How much data does the blockchain need to process and guarantee? Well, it depends on how much TPS you require. With the rollup scheme, you can compress most activities to about 10-20 bytes per transaction, so 1 kb per second can provide you 50-100 TPS. 1 mb per second can give you 50,000-100,000 TPS, and so on . Fortunately, the bandwidth of the Internet continues to grow rapidly, and its growth rate does not seem to be slowing down like Moore's Law of Calculation. Therefore, increasing the scalability of data without increasing the computational load is what the blockchain can take. A capacity expansion path!

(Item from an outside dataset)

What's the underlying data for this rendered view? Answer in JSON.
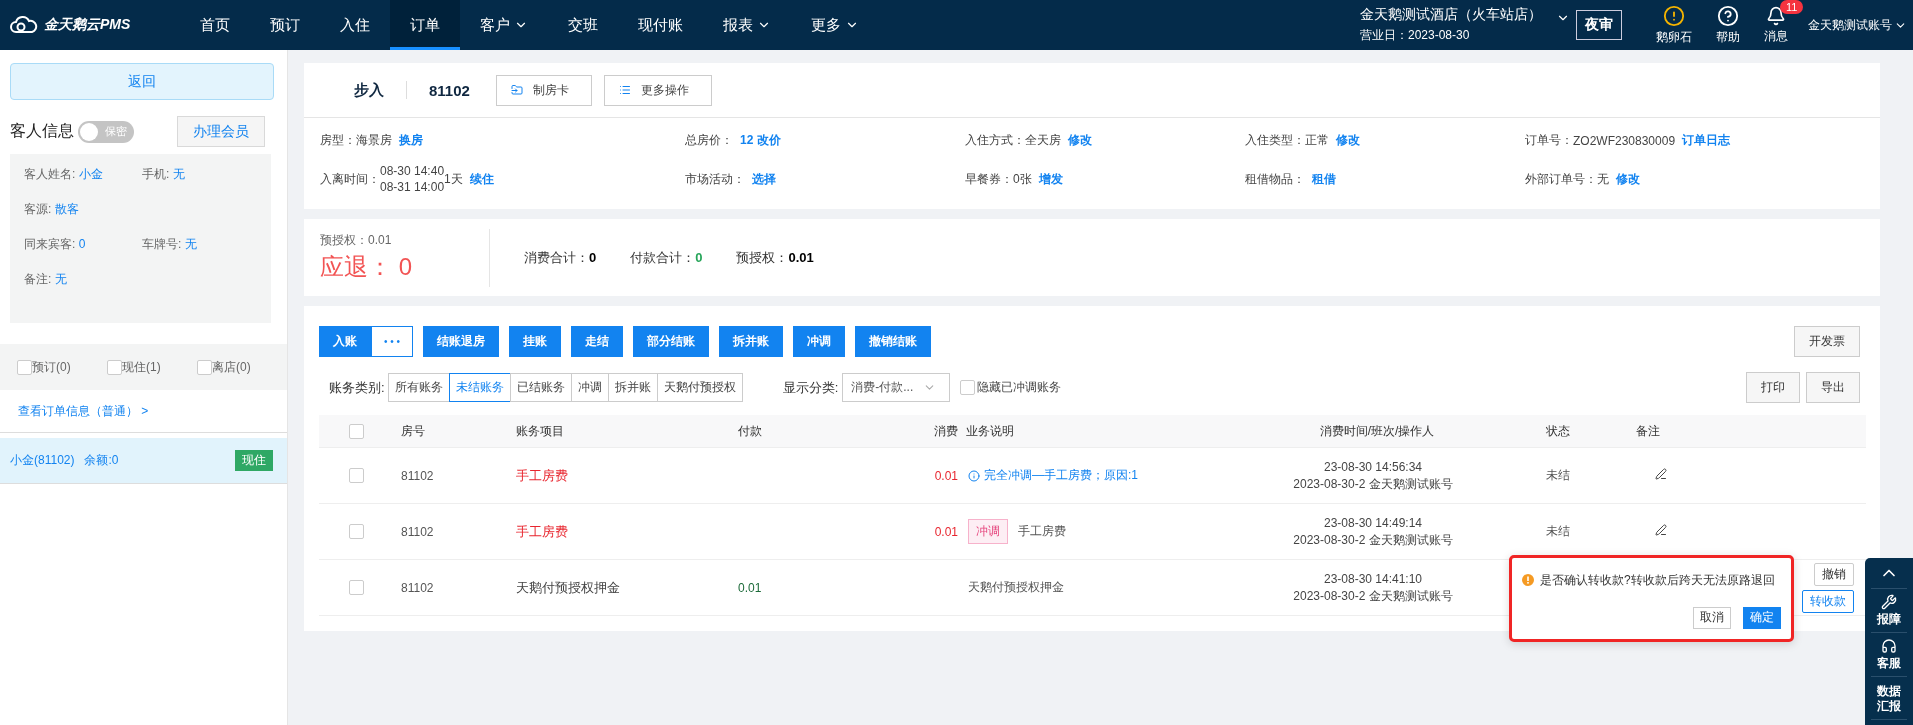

It is also important to note that it is not only the data capacity that is important, but also the data latency (that is, having a lower block time). A Layer 2 protocol (or Plasma) like rollup only provides any security guarantees when the data is actually published on the chain, so the time required for the data to be reliably included on the chain (ideally "finally determined"), The time required between Alice sending a payment to Bob and Bob's assurance that this payment will be included. The block time of the base layer is the delay time set for the content it contains. This can be solved by secure deposits on the chain (also known as "bond"), but this method is not perfect in itself, because malicious parties can deceive an unlimited number of different people by sacrificing a deposit.

in conclusion

"Keeping layer 1 simple and using layer 2 to make up for the shortcomings" is not a universal answer to the problem of scalability and functionality of the blockchain, because this idea does not take into account that the layer 1 blockchain itself must be sufficiently scalable And functionality, otherwise the so-called layer 2 protocol is just a trusted intermediary. However, it is true that at some stage, any layer 1 feature can be replicated to layer 2 and in many cases doing so is a good idea to improve scalability. Therefore, in the short term we need to develop layer 1 and layer 2 in parallel, and in the long term we need to pay more attention to the development of layer 2.